Medtronic is developing a new approach to hemodialysis, which filters toxins from the blood of people with kidneys too damaged to do the job. The companies will work to craft a system by 2016 that functions well in the developing world, with a low-cost, portable approach, said Ven Manda, VP of science, technology and new therapies Medtronic. Patients in the developing world are less likely to have access to service offered on machines made by Fresenius and Baxter, and need options that don’t require as much water and infrastructure, Manda said.

“In the case of hemodialysis, both the cost and lack of mobility of current systems have made broader access to dialysis treatment difficult and expensive,” Medtronic Chief Executive Officer Omar Ishrak said in a statement.

Medtronic is investing $24 million to develop and manufacture portions of the system in India.
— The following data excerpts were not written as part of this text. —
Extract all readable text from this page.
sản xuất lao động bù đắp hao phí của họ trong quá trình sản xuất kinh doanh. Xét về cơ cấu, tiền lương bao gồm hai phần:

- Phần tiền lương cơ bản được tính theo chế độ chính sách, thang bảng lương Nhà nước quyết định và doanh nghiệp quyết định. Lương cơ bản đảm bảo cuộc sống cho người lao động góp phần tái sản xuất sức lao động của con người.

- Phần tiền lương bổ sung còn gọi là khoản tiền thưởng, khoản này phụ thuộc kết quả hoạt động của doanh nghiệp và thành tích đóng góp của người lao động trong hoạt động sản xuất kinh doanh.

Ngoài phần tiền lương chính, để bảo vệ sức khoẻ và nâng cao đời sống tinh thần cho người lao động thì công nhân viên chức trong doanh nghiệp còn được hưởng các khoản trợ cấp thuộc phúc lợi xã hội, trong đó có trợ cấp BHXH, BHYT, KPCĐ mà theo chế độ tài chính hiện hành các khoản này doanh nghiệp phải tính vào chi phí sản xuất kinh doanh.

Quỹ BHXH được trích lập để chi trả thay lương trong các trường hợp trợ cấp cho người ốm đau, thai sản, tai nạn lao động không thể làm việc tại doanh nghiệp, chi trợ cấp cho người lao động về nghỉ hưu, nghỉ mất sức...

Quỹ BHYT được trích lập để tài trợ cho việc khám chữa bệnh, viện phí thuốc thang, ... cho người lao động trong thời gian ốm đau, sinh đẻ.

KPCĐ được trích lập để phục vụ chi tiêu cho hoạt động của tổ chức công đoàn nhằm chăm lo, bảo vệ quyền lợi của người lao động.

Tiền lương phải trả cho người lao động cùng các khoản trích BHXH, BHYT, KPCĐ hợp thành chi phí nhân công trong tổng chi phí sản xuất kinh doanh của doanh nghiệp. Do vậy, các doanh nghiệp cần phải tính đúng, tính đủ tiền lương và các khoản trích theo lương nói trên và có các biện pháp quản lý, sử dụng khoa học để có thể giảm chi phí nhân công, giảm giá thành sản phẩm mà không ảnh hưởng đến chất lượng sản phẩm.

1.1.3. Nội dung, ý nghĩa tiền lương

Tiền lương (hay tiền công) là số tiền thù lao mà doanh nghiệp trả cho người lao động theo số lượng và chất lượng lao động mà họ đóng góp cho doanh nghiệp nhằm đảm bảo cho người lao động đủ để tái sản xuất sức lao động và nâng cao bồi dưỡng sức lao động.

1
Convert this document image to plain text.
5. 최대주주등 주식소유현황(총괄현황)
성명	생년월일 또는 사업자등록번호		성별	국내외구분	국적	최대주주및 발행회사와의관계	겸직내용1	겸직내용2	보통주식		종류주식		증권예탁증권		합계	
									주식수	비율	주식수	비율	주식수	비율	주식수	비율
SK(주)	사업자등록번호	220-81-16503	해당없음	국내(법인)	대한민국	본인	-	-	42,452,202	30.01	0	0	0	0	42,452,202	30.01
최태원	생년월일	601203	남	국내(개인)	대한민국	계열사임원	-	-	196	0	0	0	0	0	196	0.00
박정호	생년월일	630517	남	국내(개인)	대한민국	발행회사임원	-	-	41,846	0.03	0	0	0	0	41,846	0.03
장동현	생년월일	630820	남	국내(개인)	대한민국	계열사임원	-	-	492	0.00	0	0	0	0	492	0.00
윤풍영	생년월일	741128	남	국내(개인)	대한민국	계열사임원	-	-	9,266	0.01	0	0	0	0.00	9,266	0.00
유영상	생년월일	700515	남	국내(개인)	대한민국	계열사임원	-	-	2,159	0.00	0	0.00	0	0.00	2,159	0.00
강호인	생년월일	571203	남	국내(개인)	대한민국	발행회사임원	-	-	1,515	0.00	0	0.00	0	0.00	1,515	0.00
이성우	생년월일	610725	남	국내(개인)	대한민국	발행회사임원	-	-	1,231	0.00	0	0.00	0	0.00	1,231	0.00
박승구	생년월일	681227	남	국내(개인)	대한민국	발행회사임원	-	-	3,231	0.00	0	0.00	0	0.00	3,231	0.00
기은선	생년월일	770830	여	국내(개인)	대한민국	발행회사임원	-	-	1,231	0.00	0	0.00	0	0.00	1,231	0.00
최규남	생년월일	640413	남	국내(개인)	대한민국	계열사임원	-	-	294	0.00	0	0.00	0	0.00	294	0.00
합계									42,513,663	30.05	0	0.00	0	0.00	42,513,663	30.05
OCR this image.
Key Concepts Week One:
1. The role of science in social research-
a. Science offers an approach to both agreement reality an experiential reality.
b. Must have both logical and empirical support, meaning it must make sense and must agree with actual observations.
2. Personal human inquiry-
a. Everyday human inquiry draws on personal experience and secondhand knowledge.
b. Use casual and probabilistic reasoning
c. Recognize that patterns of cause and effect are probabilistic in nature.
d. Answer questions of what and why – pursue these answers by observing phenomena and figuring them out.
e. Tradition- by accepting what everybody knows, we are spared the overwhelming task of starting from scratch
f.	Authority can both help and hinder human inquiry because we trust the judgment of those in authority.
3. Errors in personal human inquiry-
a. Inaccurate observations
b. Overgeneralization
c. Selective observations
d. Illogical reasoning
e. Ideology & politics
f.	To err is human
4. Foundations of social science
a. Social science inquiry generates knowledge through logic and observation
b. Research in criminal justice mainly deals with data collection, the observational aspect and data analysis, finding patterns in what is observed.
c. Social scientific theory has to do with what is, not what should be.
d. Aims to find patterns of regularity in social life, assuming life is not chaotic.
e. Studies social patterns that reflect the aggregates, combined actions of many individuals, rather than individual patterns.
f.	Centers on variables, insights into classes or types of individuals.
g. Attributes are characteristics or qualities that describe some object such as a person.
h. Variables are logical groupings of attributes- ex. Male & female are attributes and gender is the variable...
It’s also starting a research and development team there to work with Chennai, India-based Apollo Hospitals, one of the biggest health-care providers in Asia. The two companies will customize the technology so it can be taken from large cities into communities, villages and into the home, Manda said, describing it as a smaller “laptop” type system that’s lower cost and more agile. One main challenge will be reducing the dependency on ultrapure water that’s required by current dialysis machines. One of the first things we are addressing is the dependency on high quantities of ultrapure water,” Manda said. “There is hardly enough water to nourish human beings and get food on the table.”

What this means

For a relatively small investment, the world’s largest medical device maker is getting to experiment with a new approach that could address a large incremental market.  Expect to see more of these market experiments in the BRIC countries.